In media, what are the standards by which interactivity should be judged?
Should we assess the degree to which interactive media exceed words printed on paper in their ability to allow us control over outcomes, or should we measure the degree to which they fall short of the free form complexities in real world experience?
Let us first examine those apparently polar opposites for what they really are.
Words on paper are not without interactivity. Readers can control many variables. They can access content at random, they can visit any page as many times as they wish at intervals of their own choosing, they can visualize from the words what the characters and the action look like, they can revise their responses with repeated readings, they can imagine life for the characters after the denouement, they can conjure endings they prefer over the one the author wrote. Reading a book can be as interactive as the reader wishes it to be.
Real life, by contrast only appears free before it is actually lived. In retrospect, it seems like events turn out as they must, scripted by the choices expressing who we were then and the role we played, with sudden interventions by fate over which we have no control. There is not much interactivity where the actions are automatic, resulting from training and best practices. Any two climbers will likely ascend to the top of a Class 5.11 mountain, a similar end for similar decisions. An avalanche triggered by one skier but not another the previous day under seemingly identical conditions, is just bad luck. One got away with the risk, one didn't. And a fool may defy all odds by succeeding where experts succumb. Are the combined workings of skill and fate truly interactive, or do they just play out the notated moves in a cosmic ballet?
If our two end anchors are not what they first seemed, what are we to make of the middle?
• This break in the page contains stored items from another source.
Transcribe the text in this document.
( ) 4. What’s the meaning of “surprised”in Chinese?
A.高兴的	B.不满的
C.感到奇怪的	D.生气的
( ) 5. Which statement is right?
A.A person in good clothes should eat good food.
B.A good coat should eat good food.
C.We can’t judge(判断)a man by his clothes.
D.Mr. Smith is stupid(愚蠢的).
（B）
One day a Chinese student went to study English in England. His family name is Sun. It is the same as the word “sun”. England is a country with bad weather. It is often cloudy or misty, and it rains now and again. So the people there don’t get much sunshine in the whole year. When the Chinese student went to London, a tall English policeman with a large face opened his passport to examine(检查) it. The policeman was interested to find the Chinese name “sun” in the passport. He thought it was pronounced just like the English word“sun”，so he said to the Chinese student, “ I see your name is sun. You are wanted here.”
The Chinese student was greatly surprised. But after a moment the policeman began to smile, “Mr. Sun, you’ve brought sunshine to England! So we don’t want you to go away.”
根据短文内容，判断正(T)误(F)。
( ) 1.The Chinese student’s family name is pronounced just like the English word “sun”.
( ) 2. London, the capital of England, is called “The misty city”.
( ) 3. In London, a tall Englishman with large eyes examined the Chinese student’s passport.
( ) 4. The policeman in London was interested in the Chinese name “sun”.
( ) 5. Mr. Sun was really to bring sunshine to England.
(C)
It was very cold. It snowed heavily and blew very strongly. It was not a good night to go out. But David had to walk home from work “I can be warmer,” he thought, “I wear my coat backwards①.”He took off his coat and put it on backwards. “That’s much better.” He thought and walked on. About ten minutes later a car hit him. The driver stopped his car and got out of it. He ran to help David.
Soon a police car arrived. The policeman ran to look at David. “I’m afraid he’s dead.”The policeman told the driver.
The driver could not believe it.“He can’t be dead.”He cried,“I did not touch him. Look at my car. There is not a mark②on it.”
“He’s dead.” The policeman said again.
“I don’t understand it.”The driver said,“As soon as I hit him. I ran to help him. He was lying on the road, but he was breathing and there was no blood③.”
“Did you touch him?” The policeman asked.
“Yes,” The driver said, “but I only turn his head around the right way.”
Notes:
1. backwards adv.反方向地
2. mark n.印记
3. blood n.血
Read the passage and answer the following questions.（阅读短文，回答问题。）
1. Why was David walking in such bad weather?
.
Can we define interactivity without comparison with absolutes that are not so absolute after all?
Consider a thought experiment that someday soon might be achievable. Imagine a Virtual Reality experience furnished by a headset device that delivers sights and sounds according to our movements. The audio and visual imagery is convincingly realistic because it responds to our behavior in that environment. This is pure simulation. How do we assess its interactivity?
We have control over ourselves in this virtual world but cannot be completely sure of the responses. We can stumble, and then we can get up and keep on going. We have no skill set other than our wits, and there are no rules and objectives other than what we set for ourselves. This simulated world clearly has its own structure of cause and effect, but this is not a game, not a story, this is an exploration of an environment.
I would argue that this thought experiment represents interactivity with penultimate purity, as self directed learning.
What is the ultimate form? We look back upon an experience, enjoining a dialog with ourselves about meaning. Reflection provides the ultimate interactivity, and it happens entirely within our minds.